Colombia’s
President Juan Manuel Santos yesterday hailed his country’s peace deal
with the Farc guerrilla group as a chance to preserve his country’s
biodiversity after decades of violence.
“We need to reconcile also
with the environment, which was a big victim of the armed conflict,”
Santos said after receiving an international environmental award from
the Kew Royal Botanic Gardens in London.
“The number of barrels of
oil that we’ve spilled in our rivers, in our seas, was the equivalent of
14 times the Exxon Valdez. And that was a huge environmental disaster,”
he said, referring to the 1989 oil spill in Alaska.

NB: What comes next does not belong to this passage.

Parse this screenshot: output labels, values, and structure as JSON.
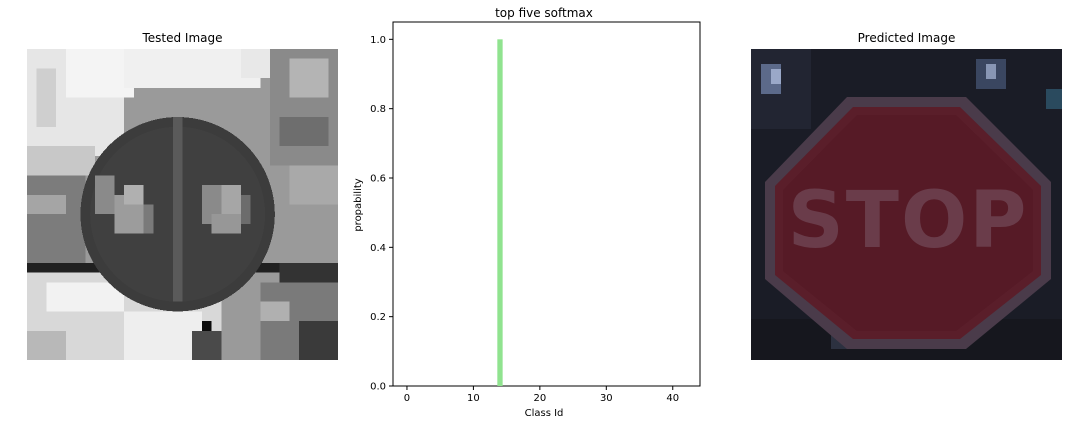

The peace accord signed with the Revolutionary Armed Forces of Colombia (Farc) in November 2016 ended the 53-year conflict.
In
addition to the human cost of the violence, which left 260,000 people
dead and more than 60,000 missing, it also had serious consequences for
the environment.
The country has suffered illegal mining and attacks on oil pipelines as well as the felling of forests for drug trafficking.
Santos
was awarded the Nobel Peace Prize last year for his efforts to end his
country’s conflict, but he said his work was not finished.
“We think
that Colombia’s future is very much dependent on how we protect our
biodiversity,” he said. Santos was joined in London by his Environment
Minister, Luis Gilberto Murillo, who said the implementation of the
peace deal had enabled researchers to reach areas of the rainforest
previously off limits.
“The peace creates the right conditions for
better protecting the environment, particularly in areas where we had
our conflict before,” he said.
But he cautioned that pockets of
violence, notably due to drug trafficking, continue to hamper the
government’s environmental ambitions.
Although the peace accord has
brought greater access to the rainforest, Kew Science researcher
Mauricio Diazgranados warned that it had also led to rapid development.
Colombia’s President Juan Manuel Santos receives the Kew International Medal in London yesterday.